According to Solomon's story, "a Trump campaign official asked Kelly to get an 'alternate slate' of electors to Pence. Kelly then called Troupis, who then texted Johnson, according to the story."
Despite Johnson's apparent involvement in a plot to subvert the election results by delivering a slate of fake electors to Pence, his reelection campaign is supported by major corporations. As Popular Information previously reported, Johnson's corporate PAC supporters include FedEx, Charter Communications, Chevron, Experian, Honeywell, Koch Industries, Home Depot, Kraft Heinz, and UPS.

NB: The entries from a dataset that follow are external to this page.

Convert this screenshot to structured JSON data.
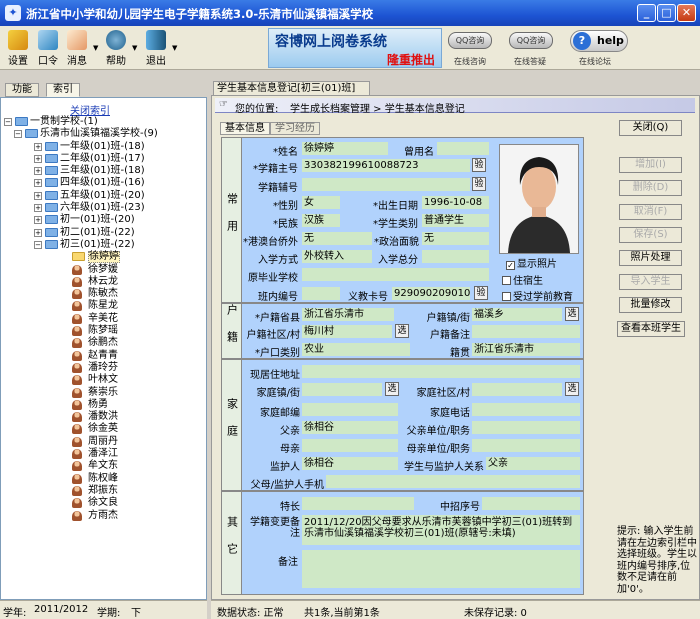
{
  "window": {
    "title": "浙江省中小学和幼儿园学生电子学籍系统3.0-乐清市仙溪镇福溪学校",
    "min": "_",
    "max": "□",
    "close": "✕"
  },
  "toolbar": {
    "items": [
      {
        "label": "设置",
        "icon": "settings-icon"
      },
      {
        "label": "口令",
        "icon": "password-icon"
      },
      {
        "label": "消息",
        "icon": "message-icon"
      },
      {
        "label": "帮助",
        "icon": "help-icon"
      },
      {
        "label": "退出",
        "icon": "exit-icon"
      }
    ]
  },
  "banner": {
    "title": "容博网上阅卷系统",
    "sub": "隆重推出"
  },
  "online": {
    "btn1": "QQ咨询",
    "btn2": "QQ咨询",
    "sub1": "在线咨询",
    "sub2": "在线答疑",
    "sub3": "在线论坛",
    "help": "help",
    "help_q": "?"
  },
  "left": {
    "tabs": [
      "功能",
      "索引"
    ],
    "close_index": "关闭索引",
    "tree": [
      {
        "label": "一贯制学校-(1)",
        "pm": "−"
      },
      {
        "label": "乐清市仙溪镇福溪学校-(9)",
        "pm": "−"
      },
      {
        "label": "一年级(01)班-(18)",
        "pm": "+"
      },
      {
        "label": "二年级(01)班-(17)",
        "pm": "+"
      },
      {
        "label": "三年级(01)班-(18)",
        "pm": "+"
      },
      {
        "label": "四年级(01)班-(16)",
        "pm": "+"
      },
      {
        "label": "五年级(01)班-(20)",
        "pm": "+"
      },
      {
        "label": "六年级(01)班-(23)",
        "pm": "+"
      },
      {
        "label": "初一(01)班-(20)",
        "pm": "+"
      },
      {
        "label": "初二(01)班-(22)",
        "pm": "+"
      },
      {
        "label": "初三(01)班-(22)",
        "pm": "−"
      }
    ],
    "students": [
      "徐婷婷",
      "徐梦媛",
      "林云龙",
      "陈敏杰",
      "陈星龙",
      "辛美花",
      "陈梦瑶",
      "徐鹏杰",
      "赵青青",
      "潘玲芬",
      "叶林文",
      "蔡崇乐",
      "杨勇",
      "潘数洪",
      "徐金英",
      "周丽丹",
      "潘泽江",
      "牟文东",
      "陈权峰",
      "郑振东",
      "徐文良",
      "方雨杰"
    ],
    "status_year_label": "学年:",
    "status_year": "2011/2012",
    "status_term_label": "学期:",
    "status_term": "下"
  },
  "form": {
    "title": "学生基本信息登记[初三(01)班]",
    "location_label": "您的位置:",
    "location": "学生成长档案管理 > 学生基本信息登记",
    "tabs": [
      "基本信息",
      "学习经历"
    ],
    "sections": [
      "常用",
      "户籍",
      "家庭",
      "其它"
    ],
    "common": {
      "name_l": "*姓名",
      "name": "徐婷婷",
      "oldname_l": "曾用名",
      "oldname": "",
      "sid_l": "*学籍主号",
      "sid": "330382199610088723",
      "check": "验",
      "sid2_l": "学籍辅号",
      "sid2": "",
      "sex_l": "*性别",
      "sex": "女",
      "birth_l": "*出生日期",
      "birth": "1996-10-08",
      "nation_l": "*民族",
      "nation": "汉族",
      "stype_l": "*学生类别",
      "stype": "普通学生",
      "hkmt_l": "*港澳台侨外",
      "hkmt": "无",
      "pol_l": "*政治面貌",
      "pol": "无",
      "entry_l": "入学方式",
      "entry": "外校转入",
      "score_l": "入学总分",
      "score": "",
      "origin_l": "原毕业学校",
      "origin": "",
      "classno_l": "班内编号",
      "classno": "",
      "card_l": "义教卡号",
      "card": "92909020901037"
    },
    "photo": {
      "show": "显示照片",
      "boarder": "住宿生",
      "preschool": "受过学前教育"
    },
    "household": {
      "prov_l": "*户籍省县",
      "prov": "浙江省乐清市",
      "town_l": "户籍镇/街",
      "town": "福溪乡",
      "village_l": "户籍社区/村",
      "village": "梅川村",
      "sel": "选",
      "note_l": "户籍备注",
      "note": "",
      "type_l": "*户口类别",
      "type": "农业",
      "native_l": "籍贯",
      "native": "浙江省乐清市"
    },
    "family": {
      "addr_l": "现居住地址",
      "addr": "",
      "ftown_l": "家庭镇/街",
      "ftown": "",
      "fvil_l": "家庭社区/村",
      "fvil": "",
      "fzip_l": "家庭邮编",
      "fzip": "",
      "fphone_l": "家庭电话",
      "fphone": "",
      "father_l": "父亲",
      "father": "徐相谷",
      "fwork_l": "父亲单位/职务",
      "fwork": "",
      "mother_l": "母亲",
      "mother": "",
      "mwork_l": "母亲单位/职务",
      "mwork": "",
      "guard_l": "监护人",
      "guard": "徐相谷",
      "rel_l": "学生与监护人关系",
      "rel": "父亲",
      "gphone_l": "父母/监护人手机",
      "gphone": ""
    },
    "other": {
      "spec_l": "特长",
      "spec": "",
      "recruit_l": "中招序号",
      "recruit": "",
      "change_l": "学籍变更备注",
      "change": "2011/12/20因父母要求从乐清市芙蓉镇中学初三(01)班转到乐清市仙溪镇福溪学校初三(01)班(原辖号:未填)",
      "remark_l": "备注",
      "remark": ""
    },
    "buttons": [
      "关闭(Q)",
      "增加(I)",
      "删除(D)",
      "取消(F)",
      "保存(S)",
      "照片处理",
      "导入学生",
      "批量修改",
      "查看本班学生"
    ],
    "tip": "提示: 输入学生前请在左边索引栏中选择班级。学生以班内编号排序,位数不足请在前加'0'。",
    "status": "数据状态: 正常",
    "count": "共1条,当前第1条",
    "unsaved": "未保存记录: 0"
  }
}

The January 6 Committee hastily scheduled a hearing on Tuesday "to present recently obtained evidence and receive witness testimony." The topic of the hearing is unknown.
The Pepsi mystery, solved
Last Tuesday, Popular Information reported that Pepsi was a sponsor of the 2022 Texas Republican Convention. This was significant because, during the convention, the Texas GOP produced a platform that, among other things, called LGBTQ people "abnormal" and called for the repeal of the Voting Rights Act of 1965.
After publication, Pepsi contacted Popular Information and flatly denied that it was a sponsor. But what about the signs displayed in the convention hall that listed Pepsi as a sponsor? Pepsi suggested that the photos of the signs published by Popular Information had "been altered to include our name." Pepsi's denial was the topic of last Wednesday's newsletter.
But we continued to report out the story. Among other things, we located a copy of the convention program, which clearly listed Pepsi as a sponsor.
We sent this additional evidence to Pepsi last week and a spokesperson sent us the following statement:
Neither PepsiCo nor any of our brands have sponsored any state political conventions in 2022. Our last contributions to both parties in Texas were in 2020 to support the National Convention delegations of the Texas State Republican and Texas State Democratic parties. Our understanding is that the party decided to recognize donations from previous years on signage at this year’s convention.
Pepsi's $15,000 donation to the Texas Republican Party was reported to the Texas Ethics Commission in August 2021. Pepsi told Popular Information that it made the donation in the summer of 2020 but the check was never cashed. Pepsi reissued the check sometime in 2021.